Ethan,
I think you're looking at a signal application and trying to apply it to a power supply application. Reverse-biased diodes are used for signal clamping all the time. On opamp input stages, you'll often see reverse-biased diodes going from the input line to the + and - power supply rails. This ensures that the input signal never swings greater than the rail voltage + 0.6V. It helps to protect the input device from damage.
You also see this on power amp outputs, to shunt "flyback" from reactive loads to the supply rails, to avoid breakdown of the output transistors.
There are some instances where you see regular silicon diodes used reverse-biased in a power supply.
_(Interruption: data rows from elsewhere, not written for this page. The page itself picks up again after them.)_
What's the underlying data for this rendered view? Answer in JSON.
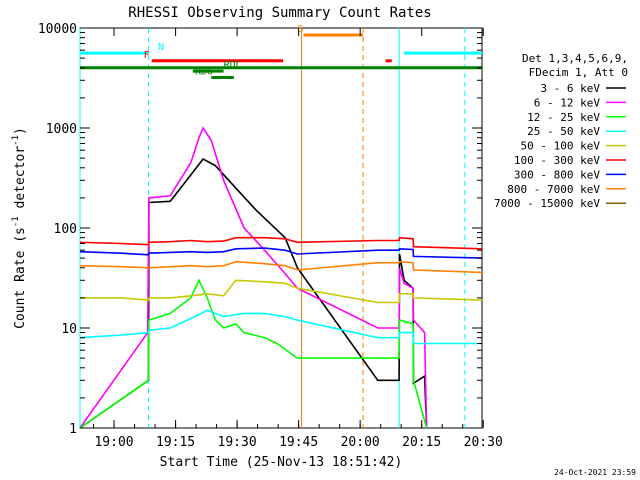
{
  "chart_data": {
    "type": "line",
    "title": "RHESSI Observing Summary Count Rates",
    "xlabel": "Start Time (25-Nov-13 18:51:42)",
    "ylabel_main": "Count Rate (s",
    "ylabel_sup1": "-1",
    "ylabel_mid": " detector",
    "ylabel_sup2": "-1",
    "ylabel_end": ")",
    "footer": "24-Oct-2021 23:59",
    "x_unit": "minutes since 18:51:42",
    "x_range": [
      0,
      98
    ],
    "y_scale": "log",
    "y_range": [
      1,
      10000
    ],
    "x_ticks": [
      {
        "label": "19:00",
        "t": 8.3
      },
      {
        "label": "19:15",
        "t": 23.3
      },
      {
        "label": "19:30",
        "t": 38.3
      },
      {
        "label": "19:45",
        "t": 53.3
      },
      {
        "label": "20:00",
        "t": 68.3
      },
      {
        "label": "20:15",
        "t": 83.3
      },
      {
        "label": "20:30",
        "t": 98.3
      }
    ],
    "y_ticks": [
      {
        "label": "1",
        "v": 1
      },
      {
        "label": "10",
        "v": 10
      },
      {
        "label": "100",
        "v": 100
      },
      {
        "label": "1000",
        "v": 1000
      },
      {
        "label": "10000",
        "v": 10000
      }
    ],
    "legend_header": [
      "Det 1,3,4,5,6,9,",
      "FDecim 1, Att 0"
    ],
    "series": [
      {
        "name": "3 - 6 keV",
        "color": "#000000",
        "points": [
          [
            0.0,
            1.0
          ],
          [
            16.7,
            3.0
          ],
          [
            16.8,
            180
          ],
          [
            22.0,
            185
          ],
          [
            26.0,
            300
          ],
          [
            30.0,
            490
          ],
          [
            33.0,
            420
          ],
          [
            38.0,
            250
          ],
          [
            43.0,
            150
          ],
          [
            50.0,
            80
          ],
          [
            53.0,
            40
          ],
          [
            72.6,
            3.0
          ],
          [
            77.8,
            3.0
          ],
          [
            77.9,
            55
          ],
          [
            79.0,
            30
          ],
          [
            81.2,
            25
          ],
          [
            81.3,
            2.8
          ],
          [
            84.0,
            3.3
          ],
          [
            84.5,
            1.0
          ]
        ]
      },
      {
        "name": "6 - 12 keV",
        "color": "#ff00ff",
        "points": [
          [
            0.0,
            1.0
          ],
          [
            16.5,
            9.0
          ],
          [
            16.8,
            200
          ],
          [
            22.0,
            210
          ],
          [
            27.0,
            450
          ],
          [
            29.0,
            800
          ],
          [
            30.0,
            1000
          ],
          [
            32.0,
            750
          ],
          [
            35.0,
            300
          ],
          [
            40.0,
            100
          ],
          [
            45.0,
            60
          ],
          [
            50.0,
            35
          ],
          [
            53.0,
            25
          ],
          [
            72.6,
            10.0
          ],
          [
            77.8,
            10.0
          ],
          [
            77.9,
            40
          ],
          [
            79.0,
            28
          ],
          [
            81.2,
            25
          ],
          [
            81.3,
            12
          ],
          [
            84.0,
            9
          ],
          [
            84.5,
            1.0
          ]
        ]
      },
      {
        "name": "12 - 25 keV",
        "color": "#00ff00",
        "points": [
          [
            0.0,
            1.0
          ],
          [
            16.7,
            3.0
          ],
          [
            16.8,
            12
          ],
          [
            22.0,
            14
          ],
          [
            27.0,
            20
          ],
          [
            29.0,
            30
          ],
          [
            31.0,
            20
          ],
          [
            33.0,
            12
          ],
          [
            35.0,
            10
          ],
          [
            38.0,
            11
          ],
          [
            40.0,
            9
          ],
          [
            45.0,
            8
          ],
          [
            48.0,
            7
          ],
          [
            53.0,
            5
          ],
          [
            72.6,
            5.0
          ],
          [
            77.8,
            5.0
          ],
          [
            77.9,
            12
          ],
          [
            81.2,
            11
          ],
          [
            81.3,
            3
          ],
          [
            84.5,
            1.0
          ]
        ]
      },
      {
        "name": "25 - 50 keV",
        "color": "#00ffff",
        "points": [
          [
            0.0,
            8.0
          ],
          [
            10.0,
            8.5
          ],
          [
            16.7,
            9.0
          ],
          [
            16.8,
            9.5
          ],
          [
            22.0,
            10
          ],
          [
            28.0,
            13
          ],
          [
            31.0,
            15
          ],
          [
            35.0,
            13
          ],
          [
            40.0,
            14
          ],
          [
            45.0,
            14
          ],
          [
            50.0,
            13
          ],
          [
            53.0,
            12
          ],
          [
            72.6,
            8.0
          ],
          [
            77.8,
            8.0
          ],
          [
            77.9,
            9
          ],
          [
            81.2,
            9
          ],
          [
            81.3,
            7
          ],
          [
            98.0,
            7
          ]
        ]
      },
      {
        "name": "50 - 100 keV",
        "color": "#c8c800",
        "points": [
          [
            0.0,
            20
          ],
          [
            10.0,
            20
          ],
          [
            16.7,
            19
          ],
          [
            16.8,
            20
          ],
          [
            22.0,
            20
          ],
          [
            27.0,
            21
          ],
          [
            31.0,
            22
          ],
          [
            35.0,
            21
          ],
          [
            38.0,
            30
          ],
          [
            45.0,
            29
          ],
          [
            50.0,
            28
          ],
          [
            53.0,
            25
          ],
          [
            72.6,
            18
          ],
          [
            77.8,
            18
          ],
          [
            77.9,
            22
          ],
          [
            81.2,
            22
          ],
          [
            81.3,
            20
          ],
          [
            98.0,
            19
          ]
        ]
      },
      {
        "name": "100 - 300 keV",
        "color": "#ff0000",
        "points": [
          [
            0.0,
            72
          ],
          [
            10.0,
            70
          ],
          [
            16.7,
            68
          ],
          [
            16.8,
            72
          ],
          [
            22.0,
            73
          ],
          [
            27.0,
            75
          ],
          [
            31.0,
            73
          ],
          [
            35.0,
            74
          ],
          [
            38.0,
            80
          ],
          [
            45.0,
            80
          ],
          [
            50.0,
            78
          ],
          [
            53.0,
            72
          ],
          [
            72.6,
            75
          ],
          [
            77.8,
            75
          ],
          [
            77.9,
            80
          ],
          [
            81.2,
            78
          ],
          [
            81.3,
            65
          ],
          [
            98.0,
            62
          ]
        ]
      },
      {
        "name": "300 - 800 keV",
        "color": "#0000ff",
        "points": [
          [
            0.0,
            58
          ],
          [
            10.0,
            56
          ],
          [
            16.7,
            54
          ],
          [
            16.8,
            56
          ],
          [
            22.0,
            57
          ],
          [
            27.0,
            58
          ],
          [
            31.0,
            57
          ],
          [
            35.0,
            58
          ],
          [
            38.0,
            62
          ],
          [
            45.0,
            63
          ],
          [
            50.0,
            60
          ],
          [
            53.0,
            55
          ],
          [
            72.6,
            60
          ],
          [
            77.8,
            60
          ],
          [
            77.9,
            62
          ],
          [
            81.2,
            61
          ],
          [
            81.3,
            52
          ],
          [
            98.0,
            50
          ]
        ]
      },
      {
        "name": "800 - 7000 keV",
        "color": "#ff8000",
        "points": [
          [
            0.0,
            42
          ],
          [
            10.0,
            41
          ],
          [
            16.7,
            40
          ],
          [
            16.8,
            40
          ],
          [
            22.0,
            41
          ],
          [
            27.0,
            42
          ],
          [
            31.0,
            41
          ],
          [
            35.0,
            42
          ],
          [
            38.0,
            46
          ],
          [
            45.0,
            44
          ],
          [
            50.0,
            42
          ],
          [
            53.0,
            38
          ],
          [
            72.6,
            45
          ],
          [
            77.8,
            45
          ],
          [
            77.9,
            46
          ],
          [
            81.2,
            45
          ],
          [
            81.3,
            38
          ],
          [
            98.0,
            36
          ]
        ]
      },
      {
        "name": "7000 - 15000 keV",
        "color": "#806000",
        "points": []
      }
    ],
    "flag_bars": [
      {
        "label": "N",
        "color": "#00ffff",
        "y": 5600,
        "segments": [
          [
            0.0,
            16.7
          ],
          [
            79.0,
            98.0
          ]
        ],
        "label_at": 19.0
      },
      {
        "label": "F",
        "color": "#ff0000",
        "y": 4700,
        "segments": [
          [
            17.5,
            49.5
          ],
          [
            74.5,
            76.0
          ]
        ],
        "label_at": 15.5
      },
      {
        "label": "",
        "color": "#008000",
        "y": 4000,
        "segments": [
          [
            0.0,
            98.0
          ]
        ],
        "label_at": null
      },
      {
        "label": "RDC",
        "color": "#008000",
        "y": 3700,
        "segments": [
          [
            27.5,
            35.0
          ]
        ],
        "label_at": 35.0
      },
      {
        "label": "RD6",
        "color": "#008000",
        "y": 3200,
        "segments": [
          [
            32.0,
            37.5
          ]
        ],
        "label_at": 28.0
      },
      {
        "label": "S",
        "color": "#ff8000",
        "y": 8500,
        "segments": [
          [
            54.5,
            69.0
          ]
        ],
        "label_at": 53.0
      }
    ],
    "vlines": [
      {
        "t": 0.0,
        "color": "#00ffff",
        "dashed": false
      },
      {
        "t": 16.7,
        "color": "#00ffff",
        "dashed": true
      },
      {
        "t": 54.0,
        "color": "#ff8000",
        "dashed": false
      },
      {
        "t": 69.0,
        "color": "#ff8000",
        "dashed": true
      },
      {
        "t": 77.8,
        "color": "#00ffff",
        "dashed": false
      },
      {
        "t": 93.8,
        "color": "#00ffff",
        "dashed": true
      }
    ]
  }
}
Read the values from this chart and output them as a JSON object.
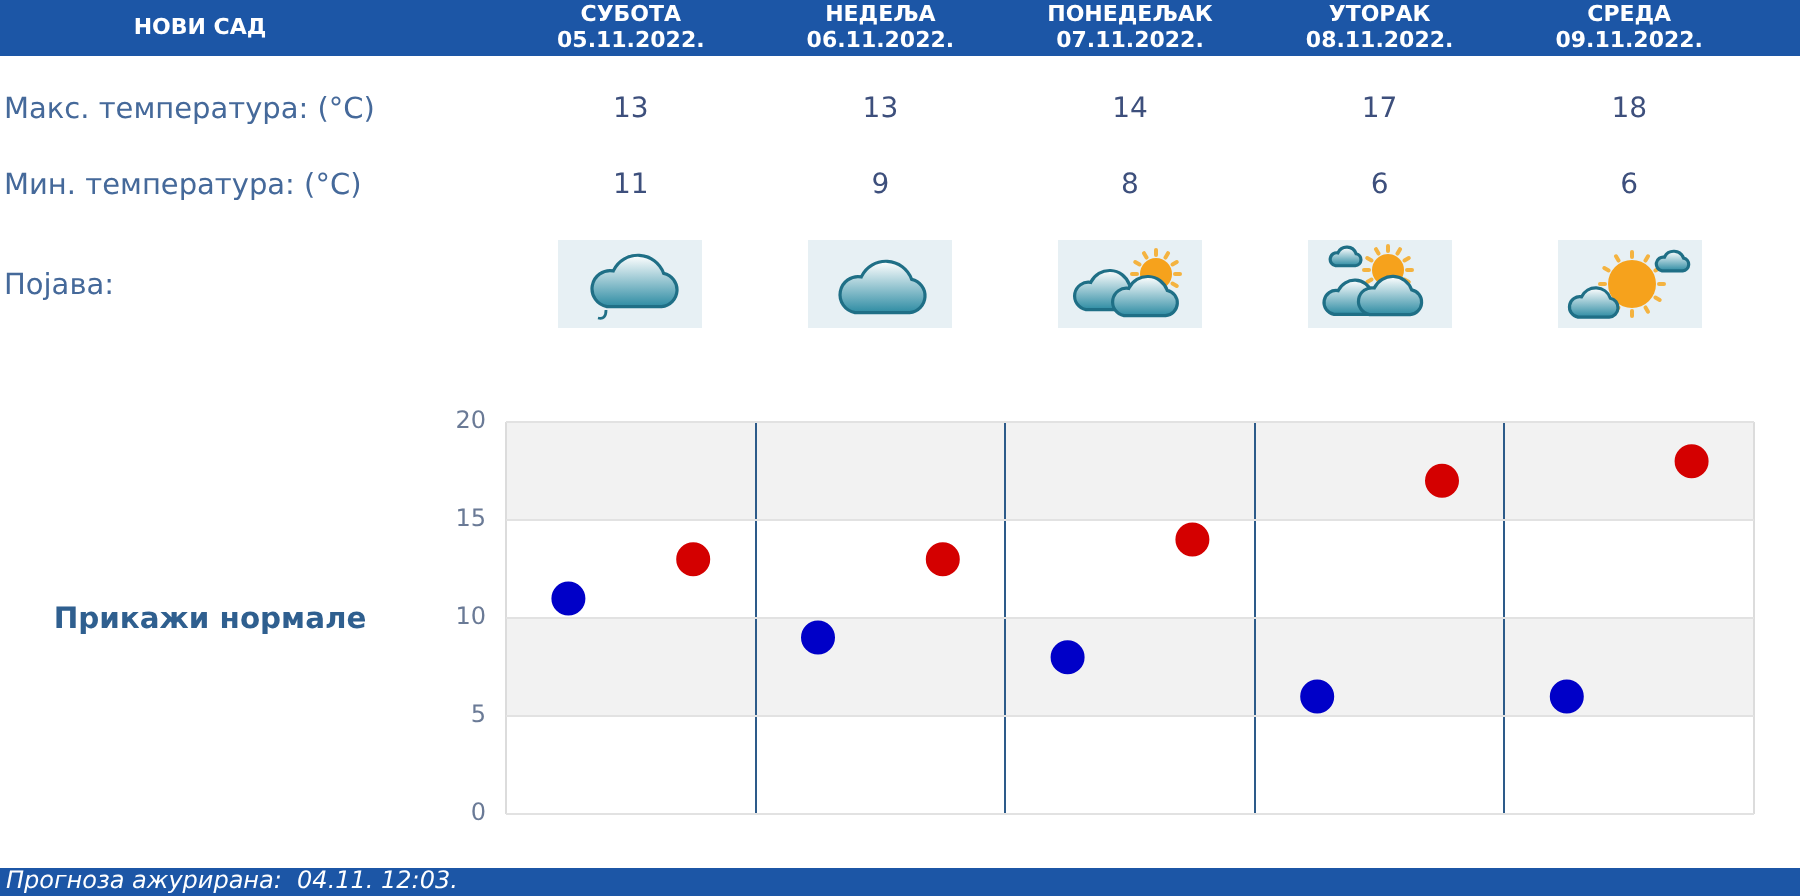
{
  "chart_data": {
    "type": "scatter",
    "title": "НОВИ САД",
    "categories": [
      null,
      null,
      null,
      null,
      null
    ],
    "series": [
      {
        "color": "#d40000",
        "values": [
          13,
          13,
          14,
          17,
          18
        ]
      },
      {
        "color": "#0000c8",
        "values": [
          11,
          9,
          8,
          6,
          6
        ]
      }
    ],
    "ylim": [
      0,
      20
    ],
    "yticks": [
      0,
      5,
      10,
      15,
      20
    ],
    "grid": true,
    "marker": "circle",
    "data_labels": true,
    "tick_labels": "y",
    "bands": [
      {
        "axis": "y",
        "from": 15,
        "to": 20,
        "color": "#f2f2f2"
      },
      {
        "axis": "y",
        "from": 5,
        "to": 10,
        "color": "#f2f2f2"
      }
    ],
    "annotations": [
      "СУБОТА\n05.11.2022.",
      "НЕДЕЉА\n06.11.2022.",
      "ПОНЕДЕЉАК\n07.11.2022.",
      "УТОРАК\n08.11.2022.",
      "СРЕДА\n09.11.2022.",
      "Макс. температура: (°C)",
      "Мин. температура: (°C)",
      "Појава:",
      "Прикажи нормале",
      "Прогноза ажурирана:  04.11. 12:03."
    ]
  }
}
The most common example is across a voltage regulator IC. This will shunt any overvoltages on the supply line of 0.6V or more greater than the unregulated input voltage across the IC rather than through the IC, avoiding output stage breakdown. Also, a second reverse-biased diode is sometimes seen between the regulated supply and ground for reverse-polarity protection.
In a power supply, a zener diode, gas arrestor tube or whatever used as a brute force clamp to short out overvoltages is often called a "crowbar." Since a crowbar's whole function is to short the supply if it rises above a certain voltage, it's strictly a safety device and should not be used for "regulation" in the usual sense. And it should be preceded by a fuse or fusible link in series with the supply line, since the whole idea of shorting out the supply is to interrupt it by causing a fuse to blow! (If the overvoltage condition is more than momentary, that is).
Zeners are also used for regulation. This type of regulation is known as "shunt regulation" and while it's not as good as an active regulator circuit using a series pass element, it's "good enuff" in some cases, especially in low power circuits that draw a constant current and don't need very tight regulation. When used as a regulator, as opposed to a crowbar, a zener needs a series resistor to form an "inverted-L" attenuator, with the resistor acting as the upper leg of the attenuator and the zener as the bottom leg. The output voltage is taken from the junction of the two.
Zeners need a certain amount of current (a few mA, I don't recall the exact "typical" figure) passing through them at all times to maintain their zener voltage. The series resistor is calaculated thus:
R = (Vin - desired Vout) / (Iload + Izener)
OK, I just got up off my ass and checked one of my books. It gives 5mA as a "typical" value of zener current. So let's say we want to take 15VDC unregulated and spit out 12VDC regulated. Our circuit draws 20mA at 12VDC.
R = (15 - 12) / (.02 + .005) = 3 / .025 = 120 ohms.
Under normal operation, the resistor will dissipate (15 - 12)sq / 120 = .075W. If the supply were shorted, the resistor would have to dissipate 15sq/120=1.8watts. So we'd probably use a 5W resistor if we DIDN'T want it to blow. If we DID want it to blow, we'd use, say, a 1W resistor (flameproof, of course!).
But wait, what happens if no load is connected? The zener will draw whatever current is necessary to maintain about 12V across its terminals, in other words, the whole 25mA will pass through the zener. Therefore, the zener should have a rating of
P = .025 * 12 = 0.3W. So we'd use a 500mW zener.
Zeners are noisy. The zener in our hypothetical power supply should be bypassed by a filter cap, and ideally kept away from the signal circuits.
This has been a fun mental exercise. But in the real world, I'd probably reach for an LM317 :green: